You can use the mouse to move around in Easy View, and for those of you who prefer the keyboard, you never have to take your hands off of it. I’ll let you find the keyboard equivalents for navigating in the documentation, but suffice it to say that I think everyone should be pleased.

Other than reading TidBITS I suspect that you will want to search for terms or phrases on occasion. Easy View will not let you down. You can search forward only, but you can have Easy View find the current selection or add it to the Find dialog box, and once it’s there you can do a simple Find (or Find Next) or extract the found items (either as a line of context or as entire articles) to a text file (which can then be indexed as well, if you wish). Aside from the search direction limitation and the fact that Easy View’s Find is case sensitive, my main request for some future version would be the addition of an easy-to-use grep feature. But that’s unnecessary at this point.

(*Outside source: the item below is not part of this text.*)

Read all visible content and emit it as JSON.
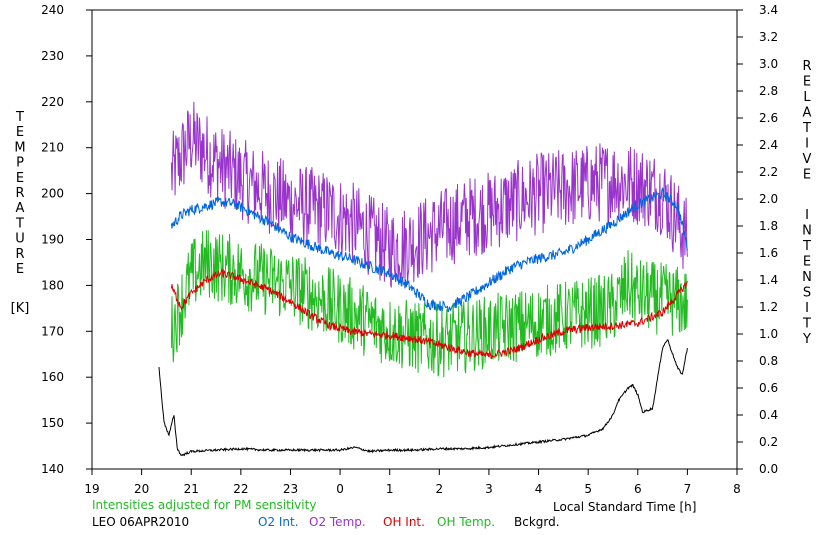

Preferences abound. You can optionally have Easy View remember window positions, remember index positions (where you were last time you opened the index), show file information, keep a private search string for each file, automatically save the file when modified, and automatically modify the index whenever files are added or removed from the index’s folder. I suspect you will find this last feature rather handy because you can just drop a TidBITS issue in the right folder, and next time you start up Easy View, it will add that issue to the index without any intervention on your part.

One important note: Easy View knows about more than just TidBITS. It can index files in six different formats: plain, simple, setext, digest, dictionary, and starred. Make sure that your preferences are set for setext if you plan on indexing TidBITS files, but if you anticipate indexing Info-Mac digests, for instance, you would have to change the format pop-up to Digest. If your format is set incorrectly, the file will not look right in the index, but it’s easy to remove, and add again. You have this choice in the Modify… dialog as well, so you shouldn’t have trouble remembering.

Akif has made it clear that Easy View is a work in progress, and like all programs it has room for improvement. Nonetheless, I think Akif has done an incredible job and deserves accolades for his past and future efforts. Easy View is free, so all I can suggest is that you send Akif email telling him what you think about Easy View. He appreciates constructive criticism, and I’m sure he doesn’t mind hearing how much you like the program either. Thanks, Akif, for a job amazingly well-done!